Surnommé «monsieur Fluidité» par le maire Denis Coderre, Pierre Lacasse a récemment été embauché par la Ville de Montréal comme conseiller et porte-parole pour coordonner les chantiers et les grands travaux de la métropole.

Il n’a par contre aucun pouvoir sur la gestion de la circulation sur le réseau autoroutier et sur les ponts autour de Montréal, dont la responsabilité revient au ministère des Transports.

Été difficile

Selon lui, les Montréalais auront droit à un été «diabolique» sur les routes.

Des travaux à venir dans quelques mois rendront aussi la vie dure aux automobilistes.

«La fin de l’année va être hot. Ça, je peux vous le dire», lance Pierre Lacasse, refusant de révéler les détails du chantier prévu.

Mais il assure que son nouveau poste à la Ville lui permettra de mettre son expérience au service des conducteurs.

Lui-même coincé

M. Lacasse, qui a passé sa vie à informer les automobilistes des conditions routières, s’est lui-même retrouvé coincé sur le pont Champlain hier matin.
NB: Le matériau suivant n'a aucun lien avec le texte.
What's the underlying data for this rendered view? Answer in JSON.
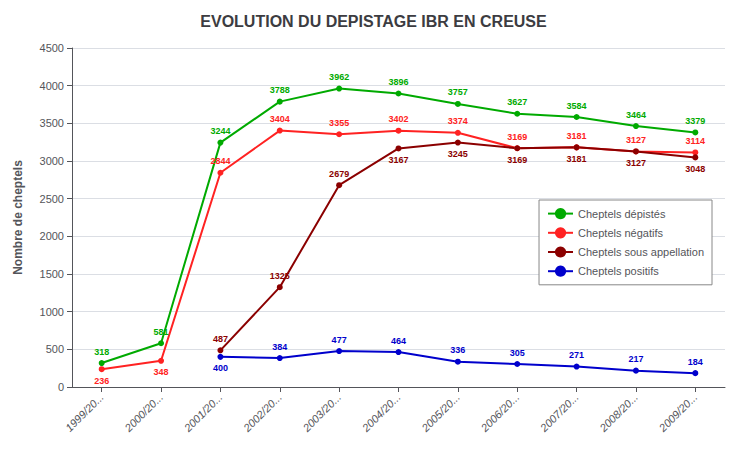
{
  "chart_data": {
    "type": "line",
    "title": "EVOLUTION DU DEPISTAGE IBR EN CREUSE",
    "ylabel": "Nombre de cheptels",
    "categories": [
      "1999/20...",
      "2000/20...",
      "2001/20...",
      "2002/20...",
      "2003/20...",
      "2004/20...",
      "2005/20...",
      "2006/20...",
      "2007/20...",
      "2008/20...",
      "2009/20..."
    ],
    "series": [
      {
        "name": "Cheptels dépistés",
        "color": "#00aa00",
        "marker": "circle",
        "values": [
          318,
          581,
          3244,
          3788,
          3962,
          3896,
          3757,
          3627,
          3584,
          3464,
          3379
        ]
      },
      {
        "name": "Cheptels négatifs",
        "color": "#ff2222",
        "marker": "circle",
        "values": [
          236,
          348,
          2844,
          3404,
          3355,
          3402,
          3374,
          3169,
          3181,
          3127,
          3114
        ]
      },
      {
        "name": "Cheptels sous appellation",
        "color": "#8b0000",
        "marker": "circle",
        "values": [
          null,
          null,
          487,
          1325,
          2679,
          3167,
          3245,
          3169,
          3181,
          3127,
          3048
        ]
      },
      {
        "name": "Cheptels positifs",
        "color": "#0000cc",
        "marker": "circle",
        "values": [
          null,
          null,
          400,
          384,
          477,
          464,
          336,
          305,
          271,
          217,
          184
        ]
      }
    ],
    "ylim": [
      0,
      4500
    ],
    "yticks": [
      0,
      500,
      1000,
      1500,
      2000,
      2500,
      3000,
      3500,
      4000,
      4500
    ],
    "grid": true,
    "legend": "right",
    "data_labels": true
  }
}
«J’habite tout près de l’entrée du pont, sur la Rive-Sud, et j’ai mis une heure et quart pour me rendre au centre-ville. C’est deux fois plus long qu’en temps normal», dit-il.

Il y a tout simplement trop d’automobiles sur le réseau, dit-il. Et les solutions se font rares.

«Transport en commun, transport en commun, transport en commun... Il faut rendre ça sexy. C’est la seule chose à faire. Et il faut informer le public, surtout. S’ils savent qu’il y a des travaux quelque part, ils n’y iront pas», explique-t-il.